To get rid of the ads in your Windows 10 Start menu, go to Settings> Personalization> Start. Toggle a setting sometimes called show suggestion, initially in the closed state.
Use background scrolling
With Windows 10, you can scroll up and down on any window – even if it’s not the one you’re working on directly. This is a useful tool when you have a lot of windows open that you want to see through. Time – For example, if you want to open new sub-menu options in a new window to save time clicking back and forth on the same page.
Try opening two programs – say, an Internet browser page and a notepad or word document. Organize both on the screen so that you can see at least some text on each. When you are in one window, move your mouse or use the touchpad to move to another window, and scroll. Although you are not active in that window, it still allows you to move the page up and down.
This feature should be on by default, but if it isn’t, go to Settings> Devices> Mouse, and when I turn them on, toggle the scrolled idle window. You can then place your mouse on a window that is in the background and use the scroll wheel to scroll.
Turning off the notifications from focus assist
When you are interrupted by information, it is frustrating to try and work.
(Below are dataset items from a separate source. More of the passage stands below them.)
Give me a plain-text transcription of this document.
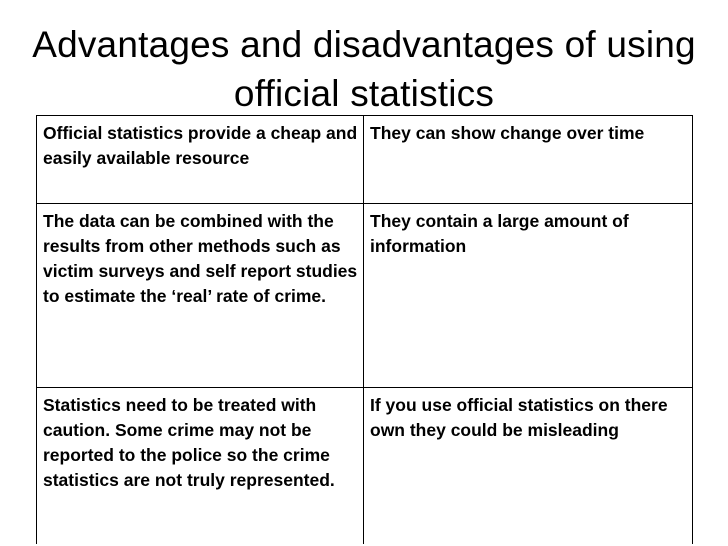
Advantages and disadvantages of using
official statistics
Official statistics provide a cheap and easily available resource	They can show change over time
The data can be combined with the results from other methods such as victim surveys and self report studies to estimate the ‘real’ rate of crime.	They contain a large amount of information
Statistics need to be treated with caution. Some crime may not be reported to the police so the crime statistics are not truly represented.	If you use official statistics on there own they could be misleading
You can determine how much you get with Focus Assist, a tool Windows 10 has been added to the April 2018 update.
Set this up by going to Settings> System> Focus Help. Choose from three options: Off (receive all notifications from your application and contacts), Priority (see only notifications selected from a priority list that you customize, and send the rest to your action center), and Alarm only (Hide all notifications, except for alarms).
You can choose to turn this feature on automatically during certain times or when you are playing a game.
Show file extension in file explorer
Microsoft hides file extensions by default, making life difficult for those who need to view specific types of files, such as JPEG and JPGs. To view file extensions in File Explorer, do the following:
- Go to the search bar at the bottom of the screen, and type in the file explorer option, and click it. (There are many other ways to get here, but this one seems to be the fastest.)
- Tap on the View tab in the browser that pops up.
- Uncheck the box that says Hide extensions for known file types. Click Apply and click OK. Now you should see file extensions for all files in File Explorer.
You can also use the File Explorer Options menu to choose to show empty drives, hidden files and folders, and more.